Get Wet, Get Fit-Joint-Friendly Exercise

Posted on September 13, 2011. Filed under: Exercise, Joints | Tags: , , , , |

swim for joint friendly exercise

By Doctor Gregory Steiner~

No, I don’t mean going to the nearest water park and sliding down the tube, though as I write this article it sure sounds good in all the heat…..

What we’re talking about is exercising in the pool, sometimes called “water aerobics,” though there is much more to water exercise then aerobics. First we had better define our terms; that word – ‘aerobics’ – goes back some years now, and was originally coined to describe exercise that particularly stresses the aerobic  energy systems of the body.  Basically this means the heart, lungs, and blood vessels, though there are more parts involved than only those. These days we mean the same thing by ‘cardio.’ You get on the stepper or bike, run or pedal away, and if you get the right intensity and time you get fitter and burn fat, and your resting heart rate starts to drop. Good and necessary stuff this cardio, but there is a reason that most gyms have TV screens in front of the cardio section!

However, cardio by itself is not complete.  Usually among keep-fit people there are three main types – the strength lovers, the endurance-cardio people, and the flexibility folks who gravitate to yoga and often Pilates.  Each of these factors is indeed important, and it’s a fine, fit individual who is simultaneously strong, flexible and who has real staying power.

There is a ‘what if’ however, and that what-it is what happens if a person has painful joints? For example, if a knee or hip is worn away, too much strength stress will hurt the joint, impact from running type motions often jars the joint, and even stretching can be limited and very painful.

That’s one important way in which water exercise comes in. You will note we didn’t use the term ‘water aerobics’ this time and here’s why.  If a water work-out program is designed well, it won’t just be working the heart and lungs, but it will also be crafted to strengthen muscles and mobilize joints.

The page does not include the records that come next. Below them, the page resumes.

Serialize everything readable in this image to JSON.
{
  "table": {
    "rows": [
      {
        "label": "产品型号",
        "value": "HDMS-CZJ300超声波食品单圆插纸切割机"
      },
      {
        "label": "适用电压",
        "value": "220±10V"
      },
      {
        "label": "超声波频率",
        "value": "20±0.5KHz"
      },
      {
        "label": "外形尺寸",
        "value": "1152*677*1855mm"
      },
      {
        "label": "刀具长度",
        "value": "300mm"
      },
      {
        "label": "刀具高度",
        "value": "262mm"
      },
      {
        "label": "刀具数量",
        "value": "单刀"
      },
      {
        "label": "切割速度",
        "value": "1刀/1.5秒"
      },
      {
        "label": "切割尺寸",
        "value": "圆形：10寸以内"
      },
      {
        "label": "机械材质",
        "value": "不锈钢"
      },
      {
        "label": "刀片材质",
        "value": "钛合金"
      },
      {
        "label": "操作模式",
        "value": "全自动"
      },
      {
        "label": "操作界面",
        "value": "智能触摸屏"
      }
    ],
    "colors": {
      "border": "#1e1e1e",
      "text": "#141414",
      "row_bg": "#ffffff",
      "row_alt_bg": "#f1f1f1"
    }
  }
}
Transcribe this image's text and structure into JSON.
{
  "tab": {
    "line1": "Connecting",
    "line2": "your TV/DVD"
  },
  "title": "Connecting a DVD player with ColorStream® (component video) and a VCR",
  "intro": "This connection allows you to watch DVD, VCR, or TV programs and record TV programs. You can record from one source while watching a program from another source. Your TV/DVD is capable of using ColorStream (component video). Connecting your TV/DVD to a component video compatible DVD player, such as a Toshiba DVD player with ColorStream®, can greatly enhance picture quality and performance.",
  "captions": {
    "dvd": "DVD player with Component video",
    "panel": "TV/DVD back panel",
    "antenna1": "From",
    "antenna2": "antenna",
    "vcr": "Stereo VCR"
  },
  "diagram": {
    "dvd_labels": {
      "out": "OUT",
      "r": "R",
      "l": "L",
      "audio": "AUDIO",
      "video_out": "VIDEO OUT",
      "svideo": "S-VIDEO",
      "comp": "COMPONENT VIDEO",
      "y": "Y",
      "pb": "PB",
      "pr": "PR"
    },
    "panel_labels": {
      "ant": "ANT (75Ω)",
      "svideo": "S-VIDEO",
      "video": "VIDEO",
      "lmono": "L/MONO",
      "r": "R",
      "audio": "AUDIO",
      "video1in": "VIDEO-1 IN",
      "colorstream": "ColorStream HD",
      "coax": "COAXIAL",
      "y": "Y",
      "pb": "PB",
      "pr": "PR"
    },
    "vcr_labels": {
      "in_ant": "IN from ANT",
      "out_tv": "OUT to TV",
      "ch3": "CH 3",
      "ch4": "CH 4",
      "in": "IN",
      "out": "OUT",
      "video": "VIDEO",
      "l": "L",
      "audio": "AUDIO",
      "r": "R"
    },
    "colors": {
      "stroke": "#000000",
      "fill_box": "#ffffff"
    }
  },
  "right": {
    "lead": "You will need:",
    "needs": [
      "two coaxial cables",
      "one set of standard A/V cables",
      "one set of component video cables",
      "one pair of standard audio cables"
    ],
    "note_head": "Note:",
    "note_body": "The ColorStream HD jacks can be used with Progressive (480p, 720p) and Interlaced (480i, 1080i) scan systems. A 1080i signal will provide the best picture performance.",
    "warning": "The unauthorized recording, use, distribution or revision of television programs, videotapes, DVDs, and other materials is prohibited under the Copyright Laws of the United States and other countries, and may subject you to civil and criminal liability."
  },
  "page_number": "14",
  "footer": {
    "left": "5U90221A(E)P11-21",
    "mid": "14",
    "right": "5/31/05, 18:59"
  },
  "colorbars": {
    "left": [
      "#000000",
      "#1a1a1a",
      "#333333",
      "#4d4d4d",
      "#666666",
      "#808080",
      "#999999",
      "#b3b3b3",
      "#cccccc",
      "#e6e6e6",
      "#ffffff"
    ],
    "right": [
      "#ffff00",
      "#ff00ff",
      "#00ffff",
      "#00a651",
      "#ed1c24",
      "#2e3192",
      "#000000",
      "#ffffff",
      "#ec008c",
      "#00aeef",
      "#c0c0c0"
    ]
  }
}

There are levels intensity to water exercise, ranging from tame to insane….to each his or her own! On the one hand, I have had a large number of older patients who just can’t perform standard gym exercises or cardio due to structural limitation, wear and tear, or just plain old pain. They almost always perform water workouts successfully and profit very much from doing so.

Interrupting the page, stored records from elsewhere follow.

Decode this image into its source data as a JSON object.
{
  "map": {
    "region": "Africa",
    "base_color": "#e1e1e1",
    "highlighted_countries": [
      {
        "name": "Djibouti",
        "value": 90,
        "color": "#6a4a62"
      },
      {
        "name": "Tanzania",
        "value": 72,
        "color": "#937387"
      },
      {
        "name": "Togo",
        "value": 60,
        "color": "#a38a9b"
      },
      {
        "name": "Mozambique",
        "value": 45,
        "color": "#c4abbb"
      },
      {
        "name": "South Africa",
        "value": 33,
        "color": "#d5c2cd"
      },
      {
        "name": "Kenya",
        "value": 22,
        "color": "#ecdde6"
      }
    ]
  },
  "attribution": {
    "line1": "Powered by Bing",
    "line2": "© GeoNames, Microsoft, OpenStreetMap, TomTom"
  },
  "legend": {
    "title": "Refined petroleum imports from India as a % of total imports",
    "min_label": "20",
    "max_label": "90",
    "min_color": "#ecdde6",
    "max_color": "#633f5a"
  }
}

At the other end of the spectrum I have known very ‘serious’ work-out people who have approached water exercise with an extreme intensity to assist their primary athletic pursuits, which have included martial arts and track and field. These people tell me they are amazed at the amount of whole-body effort then expend in a water work-out.

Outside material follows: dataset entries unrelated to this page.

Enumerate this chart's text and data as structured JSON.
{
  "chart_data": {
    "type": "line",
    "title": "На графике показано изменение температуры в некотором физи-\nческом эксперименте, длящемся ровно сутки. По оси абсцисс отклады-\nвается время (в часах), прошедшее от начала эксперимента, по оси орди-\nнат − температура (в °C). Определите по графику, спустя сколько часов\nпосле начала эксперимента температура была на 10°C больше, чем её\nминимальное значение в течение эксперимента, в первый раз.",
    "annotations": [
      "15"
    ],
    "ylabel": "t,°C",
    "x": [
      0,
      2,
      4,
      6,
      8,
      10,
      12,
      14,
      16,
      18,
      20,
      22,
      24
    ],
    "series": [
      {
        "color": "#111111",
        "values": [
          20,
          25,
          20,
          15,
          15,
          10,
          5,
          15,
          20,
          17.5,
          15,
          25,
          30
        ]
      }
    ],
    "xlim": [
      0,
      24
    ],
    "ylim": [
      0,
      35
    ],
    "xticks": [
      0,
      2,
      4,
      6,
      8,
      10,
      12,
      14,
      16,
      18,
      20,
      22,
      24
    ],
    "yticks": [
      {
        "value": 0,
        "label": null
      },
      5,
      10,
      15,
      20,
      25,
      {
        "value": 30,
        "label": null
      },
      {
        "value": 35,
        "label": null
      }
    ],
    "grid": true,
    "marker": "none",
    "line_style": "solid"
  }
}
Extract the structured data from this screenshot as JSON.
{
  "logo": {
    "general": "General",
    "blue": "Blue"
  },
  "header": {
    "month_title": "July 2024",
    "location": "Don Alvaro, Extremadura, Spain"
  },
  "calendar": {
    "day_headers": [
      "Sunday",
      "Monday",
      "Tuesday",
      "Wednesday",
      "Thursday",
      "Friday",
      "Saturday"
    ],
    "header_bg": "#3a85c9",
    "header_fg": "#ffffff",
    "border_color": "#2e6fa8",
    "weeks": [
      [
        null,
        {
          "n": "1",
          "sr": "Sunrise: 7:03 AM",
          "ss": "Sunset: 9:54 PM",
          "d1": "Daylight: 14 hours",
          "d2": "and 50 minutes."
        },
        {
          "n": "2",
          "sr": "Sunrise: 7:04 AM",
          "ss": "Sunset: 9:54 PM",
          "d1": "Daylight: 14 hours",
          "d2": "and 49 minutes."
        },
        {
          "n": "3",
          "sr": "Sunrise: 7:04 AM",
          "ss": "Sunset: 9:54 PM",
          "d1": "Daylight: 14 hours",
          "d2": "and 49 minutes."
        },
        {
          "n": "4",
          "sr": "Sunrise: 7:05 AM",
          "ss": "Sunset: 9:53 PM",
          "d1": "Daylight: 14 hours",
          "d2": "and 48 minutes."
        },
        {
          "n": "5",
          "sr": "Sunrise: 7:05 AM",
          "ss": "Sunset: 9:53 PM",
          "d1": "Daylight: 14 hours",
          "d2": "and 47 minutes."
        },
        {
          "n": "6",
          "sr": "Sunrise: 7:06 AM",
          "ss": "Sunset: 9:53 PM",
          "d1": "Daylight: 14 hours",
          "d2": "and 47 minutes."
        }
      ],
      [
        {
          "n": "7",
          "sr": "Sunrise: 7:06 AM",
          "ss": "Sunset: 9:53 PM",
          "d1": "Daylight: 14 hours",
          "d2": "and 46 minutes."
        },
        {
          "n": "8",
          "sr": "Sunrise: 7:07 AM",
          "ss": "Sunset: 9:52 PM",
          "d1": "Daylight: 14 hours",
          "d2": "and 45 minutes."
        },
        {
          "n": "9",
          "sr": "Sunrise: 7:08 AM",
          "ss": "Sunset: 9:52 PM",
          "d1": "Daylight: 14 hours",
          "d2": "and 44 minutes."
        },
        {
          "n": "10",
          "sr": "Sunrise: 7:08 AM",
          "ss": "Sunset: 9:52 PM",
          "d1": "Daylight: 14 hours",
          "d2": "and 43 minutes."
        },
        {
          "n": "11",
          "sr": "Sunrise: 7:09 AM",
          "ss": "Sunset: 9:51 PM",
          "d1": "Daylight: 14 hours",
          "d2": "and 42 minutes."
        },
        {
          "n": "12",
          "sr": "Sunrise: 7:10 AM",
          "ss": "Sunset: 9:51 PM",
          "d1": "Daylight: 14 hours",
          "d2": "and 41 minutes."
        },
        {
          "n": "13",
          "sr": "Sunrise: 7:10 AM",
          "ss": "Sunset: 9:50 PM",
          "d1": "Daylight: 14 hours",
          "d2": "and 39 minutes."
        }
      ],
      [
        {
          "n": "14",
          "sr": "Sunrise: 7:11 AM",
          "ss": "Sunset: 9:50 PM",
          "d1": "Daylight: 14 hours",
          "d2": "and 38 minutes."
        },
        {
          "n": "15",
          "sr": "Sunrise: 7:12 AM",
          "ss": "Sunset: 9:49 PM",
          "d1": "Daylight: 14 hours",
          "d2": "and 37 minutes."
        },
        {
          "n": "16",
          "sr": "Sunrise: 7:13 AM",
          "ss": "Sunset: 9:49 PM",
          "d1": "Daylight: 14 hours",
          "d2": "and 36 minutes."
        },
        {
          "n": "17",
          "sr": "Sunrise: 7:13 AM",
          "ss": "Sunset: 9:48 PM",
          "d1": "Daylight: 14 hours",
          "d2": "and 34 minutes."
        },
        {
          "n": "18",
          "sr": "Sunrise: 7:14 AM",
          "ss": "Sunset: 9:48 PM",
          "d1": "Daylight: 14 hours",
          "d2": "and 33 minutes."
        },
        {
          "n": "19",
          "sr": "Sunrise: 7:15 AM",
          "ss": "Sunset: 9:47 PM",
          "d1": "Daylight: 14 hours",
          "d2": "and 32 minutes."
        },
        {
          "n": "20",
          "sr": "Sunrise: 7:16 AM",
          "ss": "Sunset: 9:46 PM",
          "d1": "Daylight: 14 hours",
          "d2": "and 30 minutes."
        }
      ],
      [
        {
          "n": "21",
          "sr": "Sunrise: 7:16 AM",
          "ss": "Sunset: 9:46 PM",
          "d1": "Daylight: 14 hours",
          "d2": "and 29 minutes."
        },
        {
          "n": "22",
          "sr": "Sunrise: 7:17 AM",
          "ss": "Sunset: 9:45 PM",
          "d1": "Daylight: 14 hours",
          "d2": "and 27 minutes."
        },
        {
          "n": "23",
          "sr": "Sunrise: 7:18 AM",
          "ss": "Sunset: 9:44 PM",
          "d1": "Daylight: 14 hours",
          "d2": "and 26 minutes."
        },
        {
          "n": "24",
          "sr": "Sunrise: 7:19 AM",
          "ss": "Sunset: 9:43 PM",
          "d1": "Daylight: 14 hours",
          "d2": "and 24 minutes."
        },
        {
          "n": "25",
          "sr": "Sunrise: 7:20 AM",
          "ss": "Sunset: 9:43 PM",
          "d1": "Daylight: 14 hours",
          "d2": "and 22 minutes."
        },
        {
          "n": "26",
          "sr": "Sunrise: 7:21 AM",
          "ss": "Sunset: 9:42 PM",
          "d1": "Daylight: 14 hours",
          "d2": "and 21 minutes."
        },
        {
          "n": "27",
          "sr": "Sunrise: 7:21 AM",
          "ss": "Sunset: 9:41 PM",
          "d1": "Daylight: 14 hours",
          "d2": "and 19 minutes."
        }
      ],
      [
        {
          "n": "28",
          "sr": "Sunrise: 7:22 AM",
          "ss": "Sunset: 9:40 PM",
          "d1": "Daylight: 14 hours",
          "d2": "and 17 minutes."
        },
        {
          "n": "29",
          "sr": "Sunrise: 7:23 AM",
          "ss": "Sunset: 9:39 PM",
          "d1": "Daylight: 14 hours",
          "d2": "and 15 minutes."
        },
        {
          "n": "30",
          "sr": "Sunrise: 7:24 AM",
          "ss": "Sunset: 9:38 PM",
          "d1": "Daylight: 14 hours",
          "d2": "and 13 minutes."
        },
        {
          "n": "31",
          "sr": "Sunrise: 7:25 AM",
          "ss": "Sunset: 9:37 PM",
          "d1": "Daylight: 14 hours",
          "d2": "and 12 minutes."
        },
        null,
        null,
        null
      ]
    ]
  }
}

The way you do water exercise varies, but what often takes place is that you put on some ‘flippers, fins and water wings’ – accessories that attach to various parts of your body – and which increase the resistance of the water to any and all motions that you make. This is a unique aspect of water exercise, that no matter how and where you move you are under constant resistance, so the whole body gets a new kind of workout. If you move fast, you get a lot of resistance, if you push less hard, less resistance. And, water being water, your body can move in and direction possible as it is not confined to the angles of the machine.

Easy on the joint, hard on the muscles and lungs – try water exercise for a joint-healthy change of pace.